“Max—”

“Not a discussion.”

Max still regarded me with that pondering stare, and I just stared at him in silence, two realizations dawning.

The first was that I was not going to talk him out of this.

And the second hit me harder: the realization that something had shifted in the nature of our relationship, and I had simply failed to notice. But I understood with a resolve that settled deep in my chest that I had been given something precious in this fragile, tentative friendship. I closed my fingers around that delicate gift and drew it close.

“Thank you,” I said, and Max just nodded. One look at his faraway stare, and I knew he was already on that battlefield.

Chapter Twenty-One

Max peered over the edge of the bridge and clutched the metal rail as if he might topple into the murky water at any moment. I watched the white overtake his knuckles, cloudy skin betraying his lack of composure. I wondered if I had a similarly obvious tell. I tried to bury my fear so deep inside of me that no echoes would reach the surface, but it still felt like it screamed from my every pore.

Sweat pooled at the base of my neck, down my back, between my breasts.
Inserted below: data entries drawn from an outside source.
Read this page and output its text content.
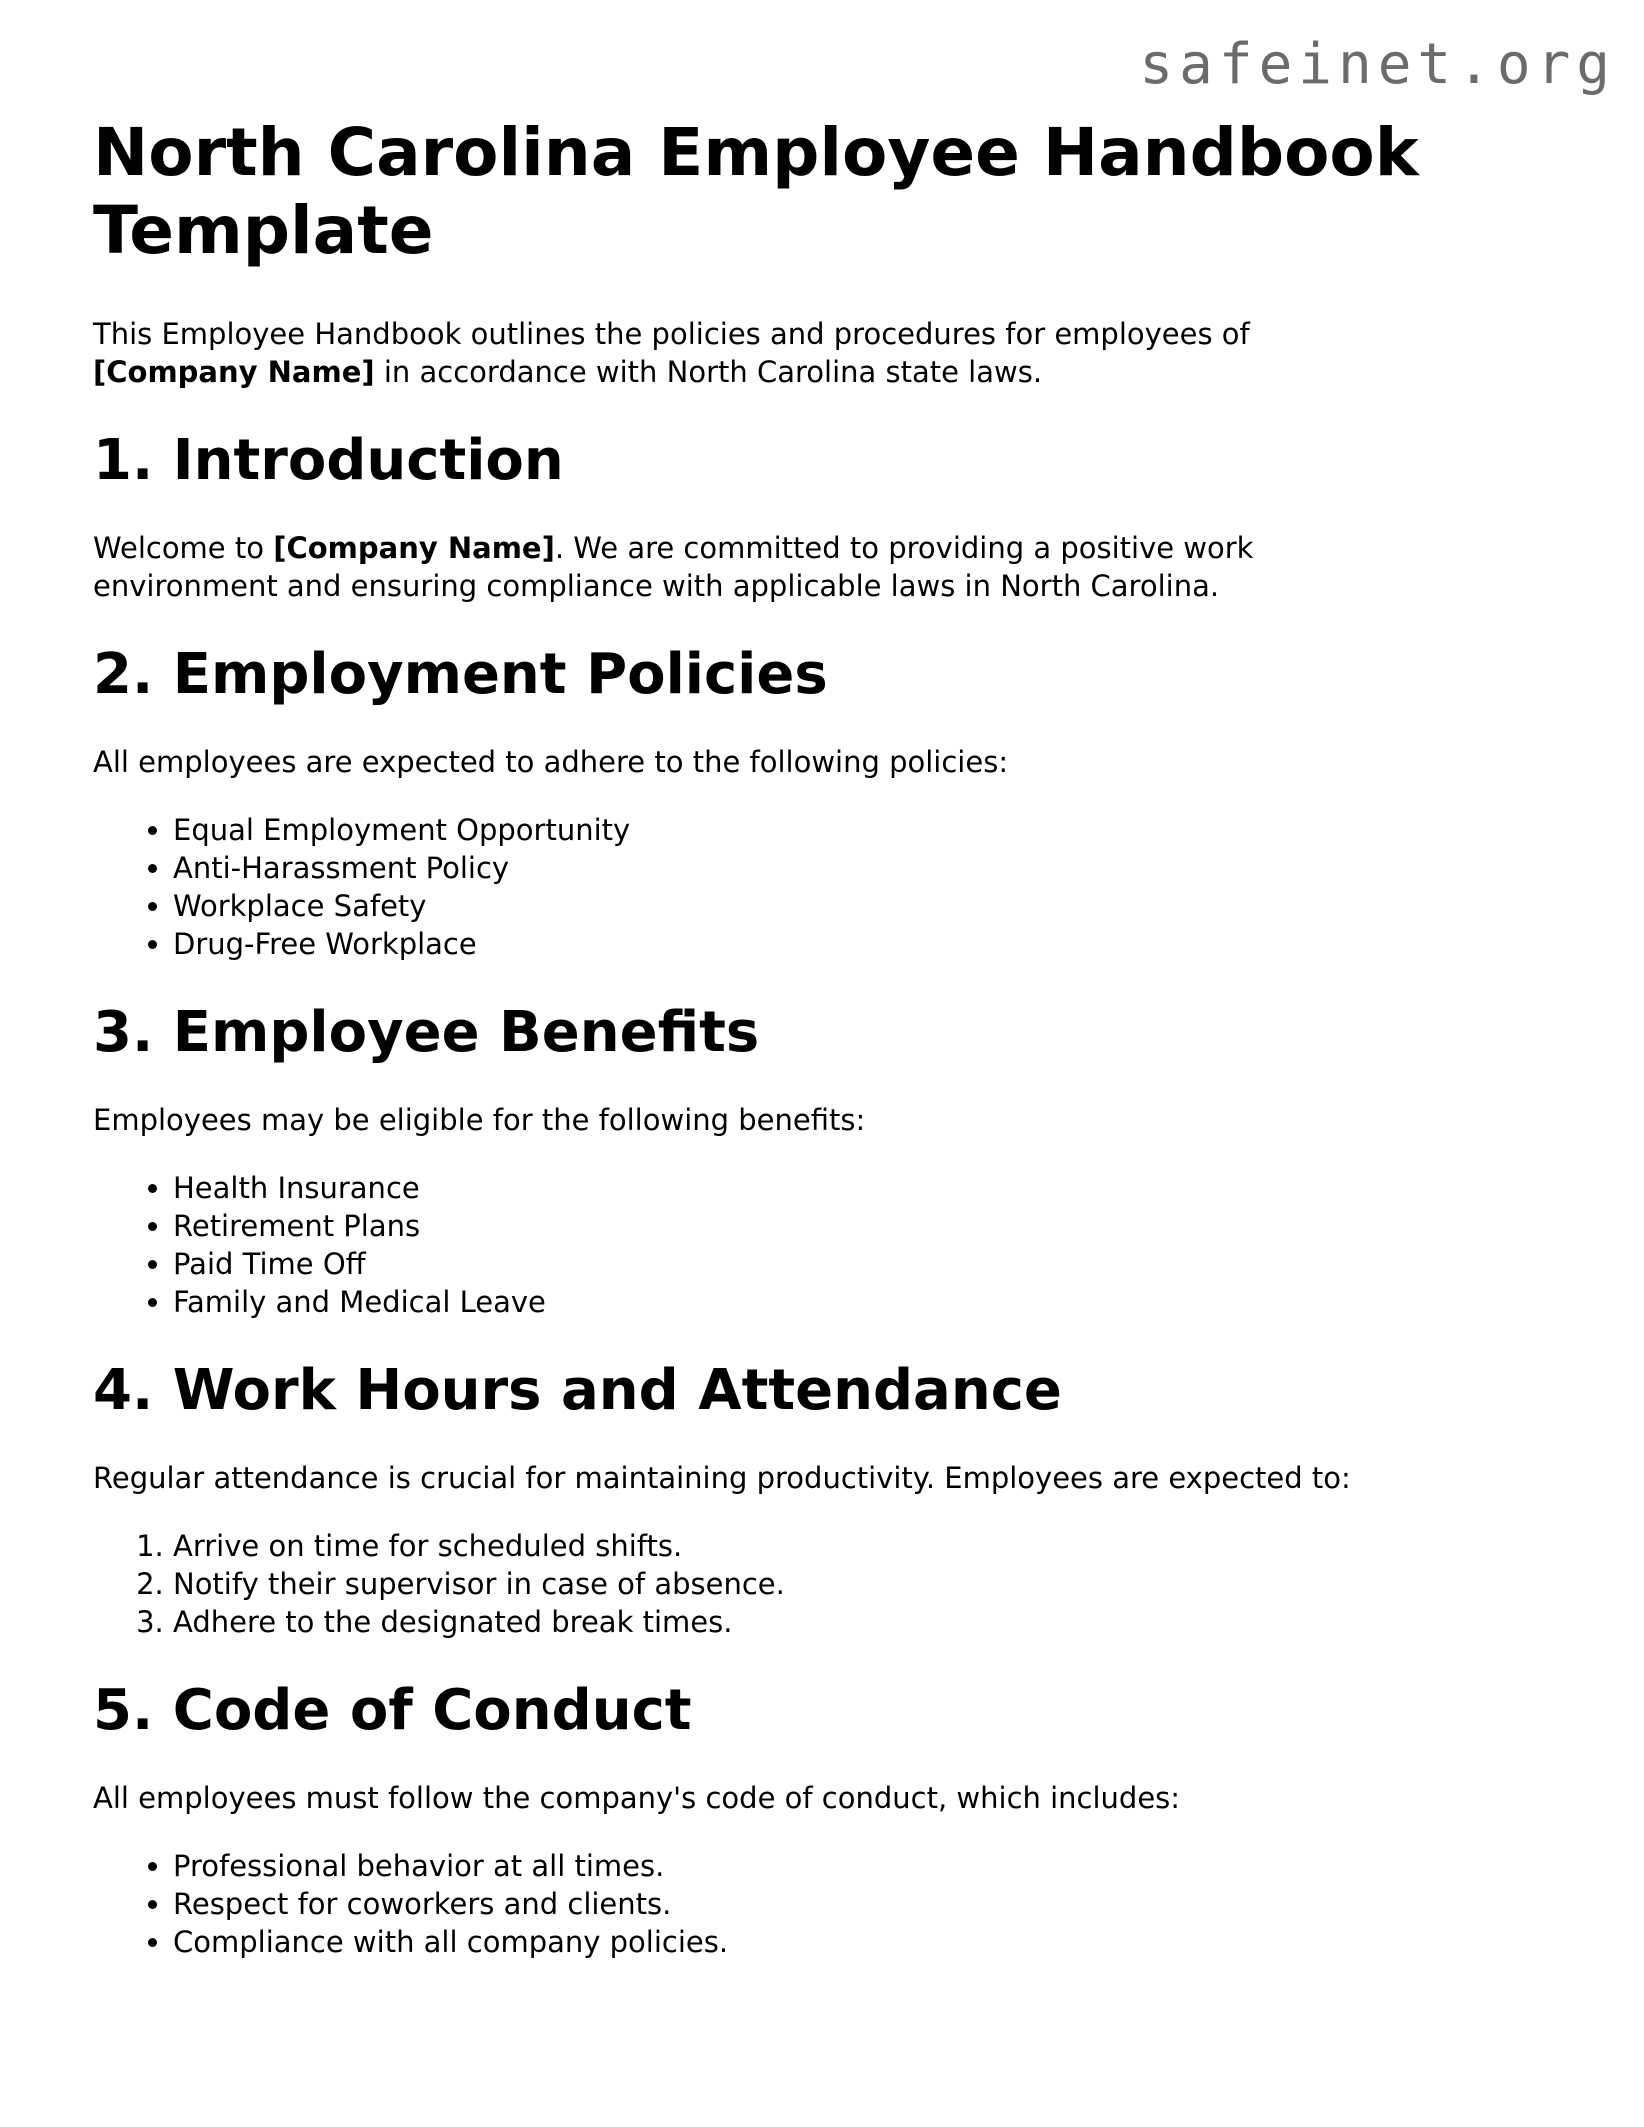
safeinet.org
North Carolina Employee Handbook
Template

This Employee Handbook outlines the policies and procedures for employees of
[Company Name] in accordance with North Carolina state laws.

1. Introduction

Welcome to [Company Name]. We are committed to providing a positive work
environment and ensuring compliance with applicable laws in North Carolina.

2. Employment Policies

All employees are expected to adhere to the following policies:

• Equal Employment Opportunity
• Anti-Harassment Policy
• Workplace Safety
• Drug-Free Workplace
3. Employee Benefits

Employees may be eligible for the following benefits:

• Health Insurance
• Retirement Plans
• Paid Time Off
• Family and Medical Leave
4. Work Hours and Attendance

Regular attendance is crucial for maintaining productivity. Employees are expected to:

1. Arrive on time for scheduled shifts.
2. Notify their supervisor in case of absence.
3. Adhere to the designated break times.
5. Code of Conduct

All employees must follow the company's code of conduct, which includes:

• Professional behavior at all times.
• Respect for coworkers and clients.
• Compliance with all company policies.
I tried to blame the stiff fabric of the Order of Midnight jacket that I wore — brutal in combination with the swampy heat — and not my own anxiety.

I drew my eyes up, over the rows and rows of shoulders lined up in neat streaks of color. Most were gold, denoting members of the Crown Guard, who were not wielders at all. Then there were a few columns of blue, flashes of moon insignias across their backs. And green, marked with bronze suns. As I peered over my shoulder, I noticed a few sets of eyes flicking towards us, necks craning ever so slightly. Looking at Max, no doubt. Everyone, it seemed, was surprised to see him.

The city of Tairn loomed over us, dark and silent, backlit by the rising sun. It was nestled at the apex of three rivers, built up on a rocky hill. As a result, it was notoriously inaccessible — three bridges led to the main city, which itself was all centered around one circular building topped with a single silver spire: the Savoi estate, and the central hall of Tairn.

I squinted up at it. That building, apparently, held Pathyr Savoi, the man we were here to coax out of hiding. The son of the man whose blood had soaked through my shoes.

Sammerin stood beside me, following my gaze. He, too, it turned out, had been asked (or commanded) to join the march, as a member of the Orders and a former member of the Military — though unlike me, he didn’t get a personal visit to ask him to do so, which still perplexed me.

We watched another dove fly over the wall, parchment clutched in its feet.

“Fifteen,” Sammerin remarked.

The fifteenth dove. Fifteenth letter. Fifteenth attempt at negotiation. We had been here for hours. Max had spent nearly all of that time leaning over the railing, looking into the water.

I did not ask him if he was alright — he was awful at hiding his emotions, and it was clear that he wasn’t. Instead, I crafted a little butterfly from the swampy lake below and drew it up to hover in front of our faces.

“How is it wrong?” I asked.

He hardly looked at me. “What?”

“What is wrong with it?”

Slowly, he turned. Then looked to my butterfly.

“So?” I prodded.

“Too heavy,” he grunted, at last. With each word, his voice got a little clearer. “And you got sloppy with the movement. It’s lurching like a—”

But then, there was a crash. We whirled around. I let my butterfly fall back into smelly water.

All faces snapped to attention as we watched Nura step back as the black-clad figures smashed their spears into the bottom of the gates. An orange glow crawled up the planks of wood, seeping into minuscule cracks, tearing them apart.

Max straightened, exchanging one those looks of silent communication with Sammerin. He somehow managed to look even paler.

My heartbeat quickened, but I strangled my nervousness, forcing it down my throat.

“Those soldiers without eyes… They are Wielders?” I croaked, searching for distraction.

“The Syrizen? Yes. Solarie, sort of.” His voice sounded far away. Then, he asked quietly, “Do you remember everything I showed you last night?”

I nodded. Later that evening, he had called me from my magic practice out into the garden, holding two daggers and handing me one of them. “If you’re going to agree to do something stupid,” he had said, “then you need to know how to protect yourself.” We spent the rest of the night going over various defensive maneuvers — mostly movements meant to keep me alive if I ever found myself in a tricky situation and magic failed me.